When Jonathan Lyons is murdered and his wife, suffering from Alzheimer’s is suspected – found with the gun in her hand – her anger over his mistress places her at the top of the list. But wait. The only letter written by Christ to Joseph of Arimathea is missing before Lyons can return it to the Vatican. Did someone else kill Lyons to steal the letter and sell it to the highest bidder? Did his mistress, bereft over his leaving her to go back to nurse his wife, seek revenge for his betrayal? Were his colleagues ready to intervene for their own profit? Will his daughter be able to protect her poor but maybe vengeful mother?

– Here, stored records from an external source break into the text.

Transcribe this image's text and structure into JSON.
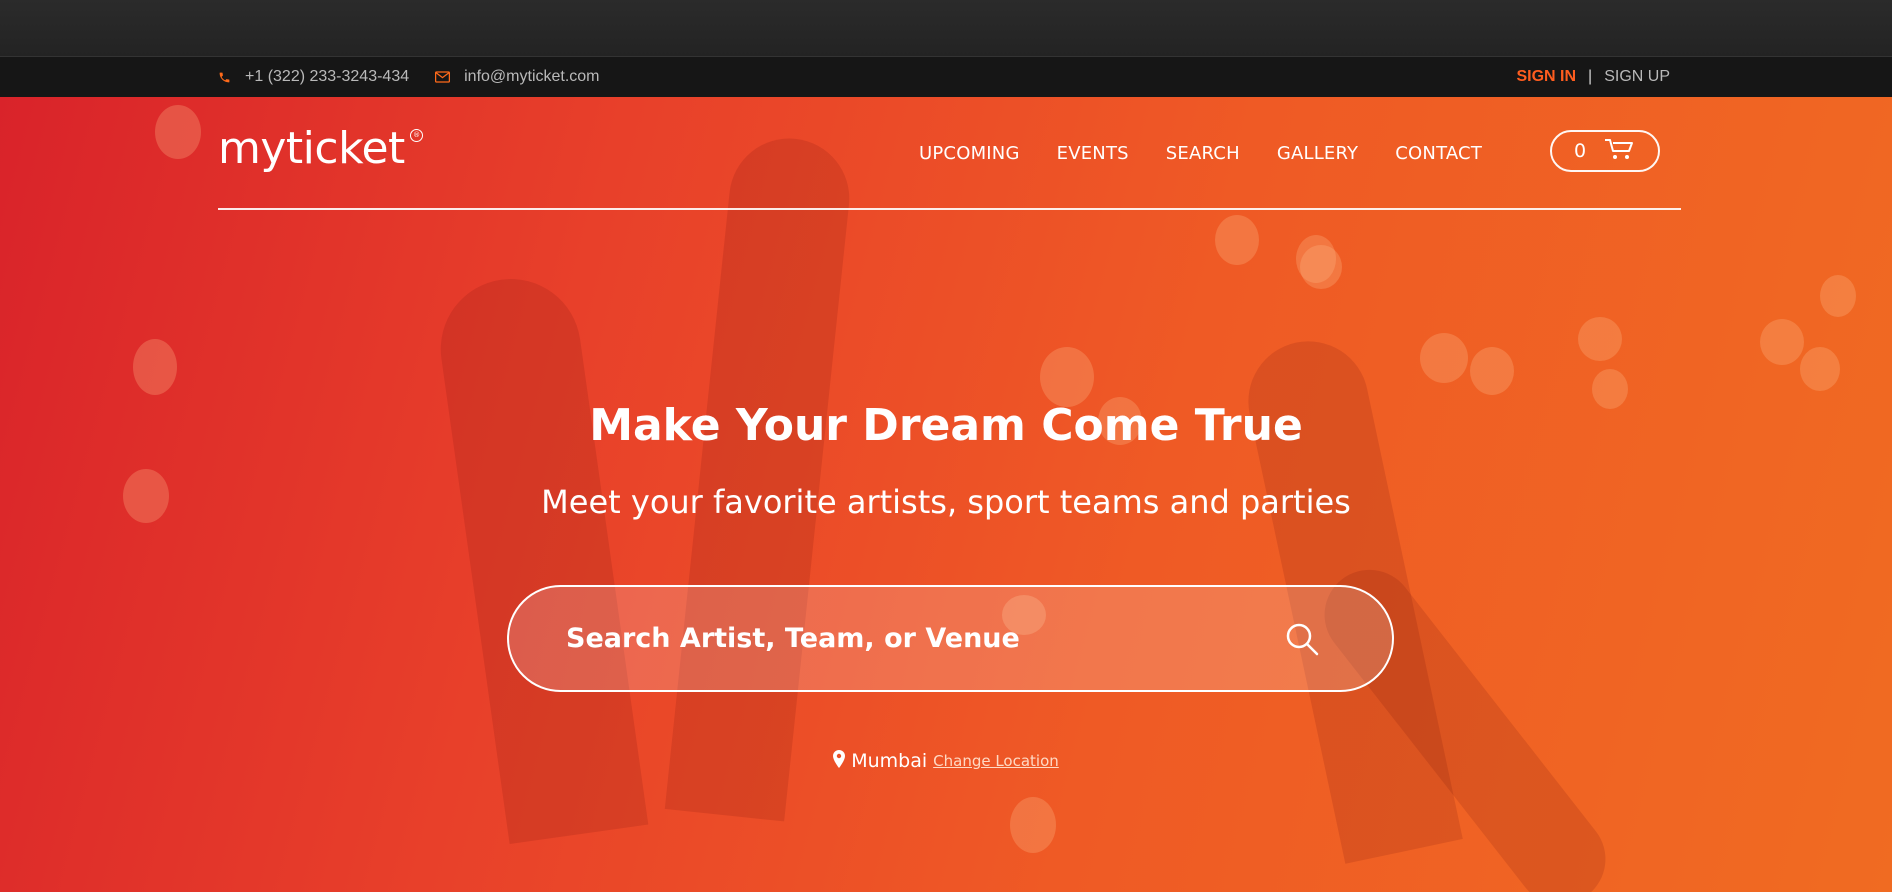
{
  "topbar": {
    "phone": "+1 (322) 233-3243-434",
    "email": "info@myticket.com",
    "sign_in": "SIGN IN",
    "separator": "|",
    "sign_up": "SIGN UP"
  },
  "header": {
    "logo": "myticket",
    "logo_mark": "®",
    "nav": [
      "UPCOMING",
      "EVENTS",
      "SEARCH",
      "GALLERY",
      "CONTACT"
    ],
    "cart_count": "0"
  },
  "hero": {
    "headline": "Make Your Dream Come True",
    "subline": "Meet your favorite artists, sport teams and parties",
    "search_placeholder": "Search Artist, Team, or Venue",
    "city": "Mumbai",
    "change_location": "Change Location"
  },
  "colors": {
    "accent": "#ff5d1f",
    "hero_start": "#d9232a",
    "hero_end": "#f06b22",
    "topbar_bg": "#161616"
  },
  "icons": [
    "phone-icon",
    "envelope-icon",
    "cart-icon",
    "search-icon",
    "map-pin-icon"
  ]
}
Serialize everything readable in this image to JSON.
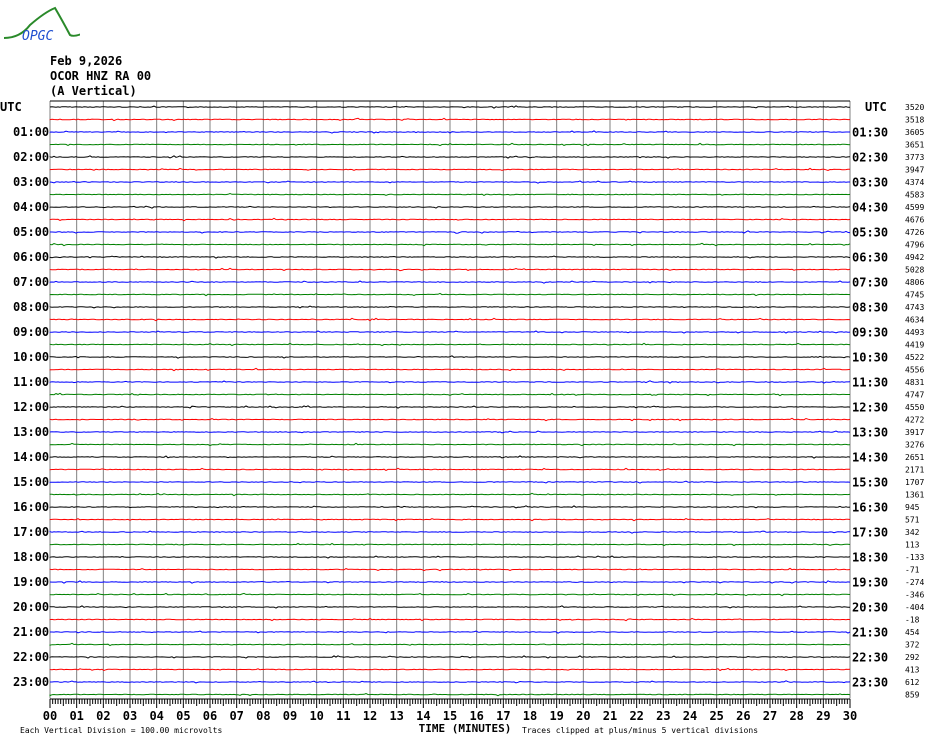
{
  "logo": {
    "text": "OPGC"
  },
  "header": {
    "date": "Feb 9,2026",
    "station": "OCOR HNZ RA 00",
    "component": "(A Vertical)"
  },
  "chart_data": {
    "type": "line",
    "left_axis_title": "UTC",
    "right_axis_title": "UTC",
    "left_labels": [
      "01:00",
      "02:00",
      "03:00",
      "04:00",
      "05:00",
      "06:00",
      "07:00",
      "08:00",
      "09:00",
      "10:00",
      "11:00",
      "12:00",
      "13:00",
      "14:00",
      "15:00",
      "16:00",
      "17:00",
      "18:00",
      "19:00",
      "20:00",
      "21:00",
      "22:00",
      "23:00"
    ],
    "right_labels": [
      "01:30",
      "02:30",
      "03:30",
      "04:30",
      "05:30",
      "06:30",
      "07:30",
      "08:30",
      "09:30",
      "10:30",
      "11:30",
      "12:30",
      "13:30",
      "14:30",
      "15:30",
      "16:30",
      "17:30",
      "18:30",
      "19:30",
      "20:30",
      "21:30",
      "22:30",
      "23:30"
    ],
    "offsets": [
      "3520",
      "3518",
      "3605",
      "3651",
      "3773",
      "3947",
      "4374",
      "4583",
      "4599",
      "4676",
      "4726",
      "4796",
      "4942",
      "5028",
      "4806",
      "4745",
      "4743",
      "4634",
      "4493",
      "4419",
      "4522",
      "4556",
      "4831",
      "4747",
      "4550",
      "4272",
      "3917",
      "3276",
      "2651",
      "2171",
      "1707",
      "1361",
      "945",
      "571",
      "342",
      "113",
      "-133",
      "-71",
      "-274",
      "-346",
      "-404",
      "-18",
      "454",
      "372",
      "292",
      "413",
      "612",
      "859"
    ],
    "trace_colors": [
      "#000000",
      "#ff0000",
      "#0000ff",
      "#008000"
    ],
    "x_ticks": [
      "00",
      "01",
      "02",
      "03",
      "04",
      "05",
      "06",
      "07",
      "08",
      "09",
      "10",
      "11",
      "12",
      "13",
      "14",
      "15",
      "16",
      "17",
      "18",
      "19",
      "20",
      "21",
      "22",
      "23",
      "24",
      "25",
      "26",
      "27",
      "28",
      "29",
      "30"
    ],
    "xlim": [
      0,
      30
    ],
    "xlabel": "TIME (MINUTES)",
    "traces_per_hour": 2,
    "hours": 24
  },
  "footer": {
    "scale": "Each Vertical Division =  100.00 microvolts",
    "clip": "Traces clipped at plus/minus 5 vertical divisions"
  }
}
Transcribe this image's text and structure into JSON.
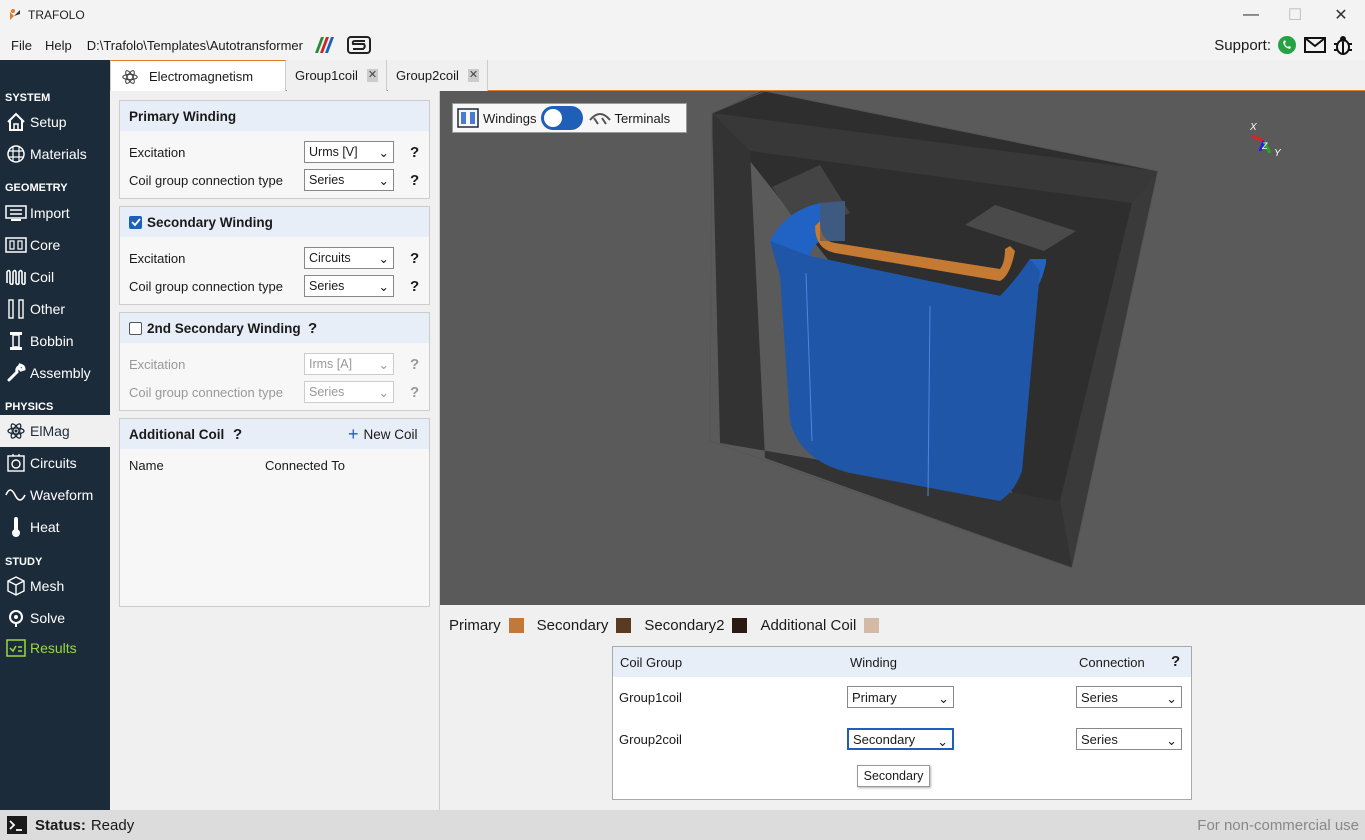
{
  "app": {
    "title": "TRAFOLO"
  },
  "menu": {
    "file": "File",
    "help": "Help",
    "path": "D:\\Trafolo\\Templates\\Autotransformer"
  },
  "support": {
    "label": "Support:"
  },
  "sidebar": {
    "sections": [
      {
        "title": "SYSTEM",
        "items": [
          "Setup",
          "Materials"
        ]
      },
      {
        "title": "GEOMETRY",
        "items": [
          "Import",
          "Core",
          "Coil",
          "Other",
          "Bobbin",
          "Assembly"
        ]
      },
      {
        "title": "PHYSICS",
        "items": [
          "ElMag",
          "Circuits",
          "Waveform",
          "Heat"
        ]
      },
      {
        "title": "STUDY",
        "items": [
          "Mesh",
          "Solve",
          "Results"
        ]
      }
    ]
  },
  "tabs": [
    {
      "label": "Electromagnetism",
      "icon": "atom-icon"
    },
    {
      "label": "Group1coil"
    },
    {
      "label": "Group2coil"
    }
  ],
  "primary": {
    "title": "Primary Winding",
    "excitation_label": "Excitation",
    "excitation_value": "Urms [V]",
    "connection_label": "Coil group connection type",
    "connection_value": "Series"
  },
  "secondary": {
    "title": "Secondary Winding",
    "checked": true,
    "excitation_label": "Excitation",
    "excitation_value": "Circuits",
    "connection_label": "Coil group connection type",
    "connection_value": "Series"
  },
  "secondary2": {
    "title": "2nd Secondary Winding",
    "checked": false,
    "excitation_label": "Excitation",
    "excitation_value": "Irms [A]",
    "connection_label": "Coil group connection type",
    "connection_value": "Series"
  },
  "additional": {
    "title": "Additional Coil",
    "new_coil": "New Coil",
    "col_name": "Name",
    "col_connected": "Connected To"
  },
  "help_mark": "?",
  "viewport": {
    "windings_label": "Windings",
    "terminals_label": "Terminals",
    "axes": {
      "x": "X",
      "y": "Y",
      "z": "Z"
    }
  },
  "legend": [
    {
      "label": "Primary",
      "color": "#c0793a"
    },
    {
      "label": "Secondary",
      "color": "#5a3a20"
    },
    {
      "label": "Secondary2",
      "color": "#2a1a12"
    },
    {
      "label": "Additional Coil",
      "color": "#d4b9a4"
    }
  ],
  "coil_table": {
    "headers": {
      "group": "Coil Group",
      "winding": "Winding",
      "connection": "Connection"
    },
    "rows": [
      {
        "group": "Group1coil",
        "winding": "Primary",
        "connection": "Series"
      },
      {
        "group": "Group2coil",
        "winding": "Secondary",
        "connection": "Series"
      }
    ],
    "tooltip": "Secondary"
  },
  "status": {
    "label": "Status:",
    "value": "Ready",
    "license": "For non-commercial use"
  },
  "colors": {
    "accent": "#e07b26",
    "sidebar_bg": "#1c2b3a",
    "coil_blue": "#1f5fb8",
    "results_green": "#9bd64a"
  }
}
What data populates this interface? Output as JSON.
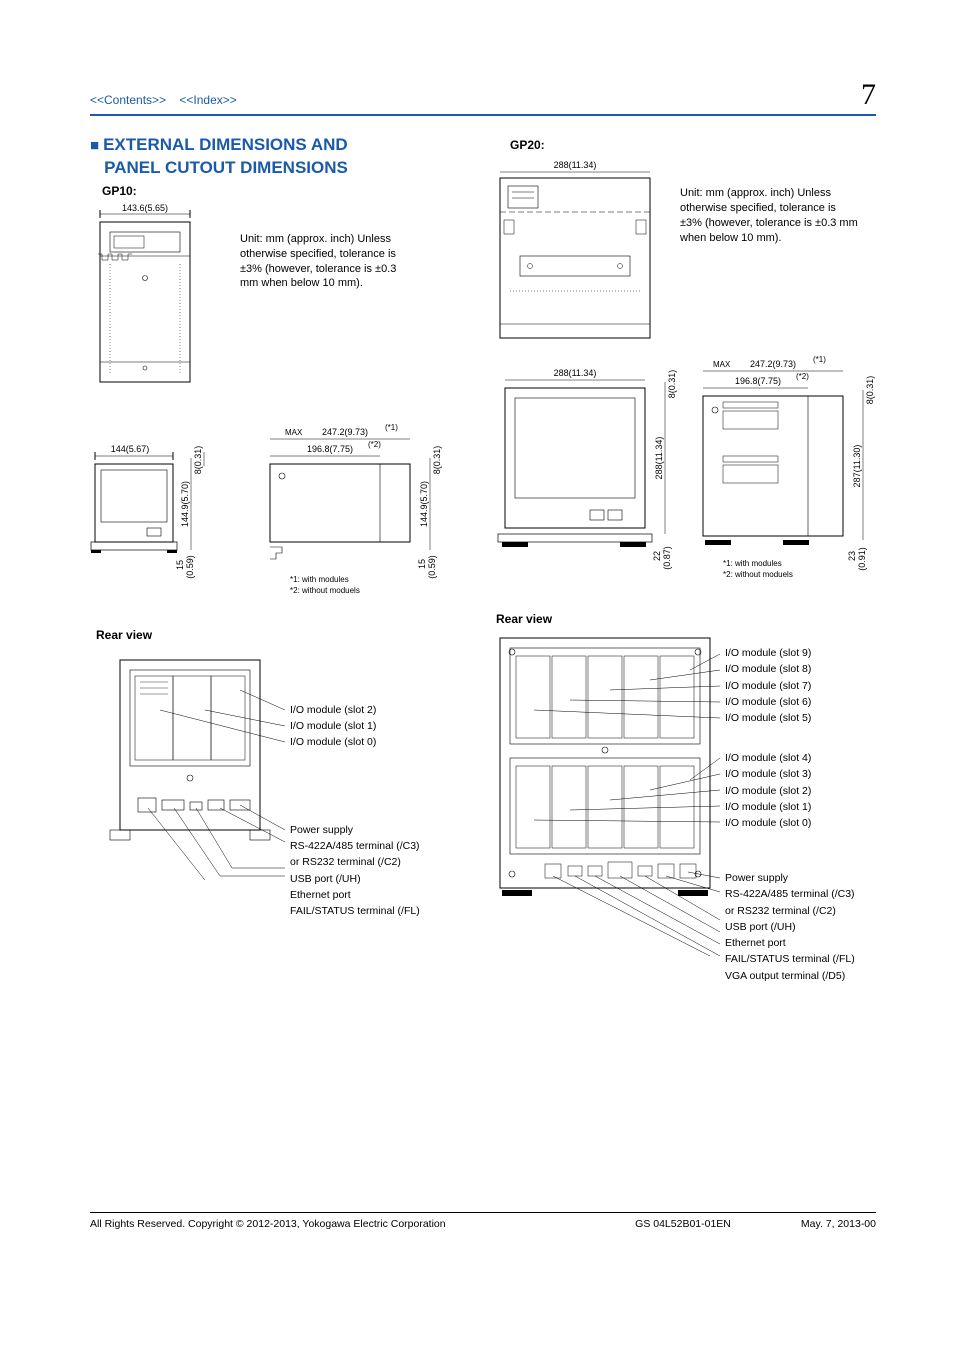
{
  "nav": {
    "contents": "<<Contents>>",
    "index": "<<Index>>"
  },
  "page_number": "7",
  "section_title_line1": "EXTERNAL DIMENSIONS AND",
  "section_title_line2": "PANEL CUTOUT DIMENSIONS",
  "models": {
    "gp10": "GP10:",
    "gp20": "GP20:"
  },
  "unit_note": "Unit: mm (approx. inch) Unless otherwise specified, tolerance is ±3% (however, tolerance is ±0.3 mm when below 10 mm).",
  "rear_view": "Rear view",
  "gp10": {
    "front_w": "143.6(5.65)",
    "side_w": "144(5.67)",
    "side_h": "144.9(5.70)",
    "proj_top": "8(0.31)",
    "proj_bot1": "15",
    "proj_bot2": "(0.59)",
    "depth_max": "247.2(9.73)",
    "depth_max_pre": "MAX",
    "depth_max_suf": "(*1)",
    "depth_nom": "196.8(7.75)",
    "depth_nom_suf": "(*2)",
    "depth_h": "144.9(5.70)",
    "depth_proj_top": "8(0.31)",
    "depth_bot1": "15",
    "depth_bot2": "(0.59)",
    "foot1": "*1: with modules",
    "foot2": "*2: without moduels"
  },
  "gp20": {
    "top_w": "288(11.34)",
    "side_w": "288(11.34)",
    "side_h": "288(11.34)",
    "proj_top": "8(0.31)",
    "proj_bot1": "22",
    "proj_bot2": "(0.87)",
    "depth_max": "247.2(9.73)",
    "depth_max_pre": "MAX",
    "depth_max_suf": "(*1)",
    "depth_nom": "196.8(7.75)",
    "depth_nom_suf": "(*2)",
    "depth_h": "287(11.30)",
    "depth_proj_top": "8(0.31)",
    "depth_bot1": "23",
    "depth_bot2": "(0.91)",
    "foot1": "*1: with modules",
    "foot2": "*2: without moduels"
  },
  "gp10_rear": {
    "c0": "I/O module (slot 2)",
    "c1": "I/O module (slot 1)",
    "c2": "I/O module (slot 0)",
    "c3": "Power supply",
    "c4": "RS-422A/485 terminal (/C3)",
    "c5": "or RS232 terminal (/C2)",
    "c6": "USB port (/UH)",
    "c7": "Ethernet port",
    "c8": "FAIL/STATUS terminal (/FL)"
  },
  "gp20_rear": {
    "a0": "I/O module (slot 9)",
    "a1": "I/O module (slot 8)",
    "a2": "I/O module (slot 7)",
    "a3": "I/O module (slot 6)",
    "a4": "I/O module (slot 5)",
    "b0": "I/O module (slot 4)",
    "b1": "I/O module (slot 3)",
    "b2": "I/O module (slot 2)",
    "b3": "I/O module (slot 1)",
    "b4": "I/O module (slot 0)",
    "c0": "Power supply",
    "c1": "RS-422A/485 terminal (/C3)",
    "c2": "or RS232 terminal (/C2)",
    "c3": "USB port (/UH)",
    "c4": "Ethernet port",
    "c5": "FAIL/STATUS terminal (/FL)",
    "c6": "VGA output terminal (/D5)"
  },
  "footer": {
    "copyright": "All Rights Reserved. Copyright © 2012-2013, Yokogawa Electric Corporation",
    "docnum": "GS 04L52B01-01EN",
    "date": "May. 7, 2013-00"
  }
}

Although the similarity to The DaVinci Code is obvious, with Clark, the red herrings and subplots are mindless. Without the caliber of Dan Brown’s intricate plotting, Clark’s tales are reliable but predictable.
The book is relatively short, with lots of white space; the language is simple; this was a “hot pick” at my library – returnable in 7 days – all strong motivators for a quick read but it wasn’t. After getting mired down in the repetition and minutia, I finally skipped over the pages of Clark’s descriptions of making a turkey sandwich and got it done already. Despite the many red herrings, the murderer was obvious. But I read to the end to confirm.
I have not read a Mary Higgins Clark mystery in a while, but I remember them being more enjoyable. Her fans will probably like The Lost Years; she does stick to her successful formula. But I’ve had better from her.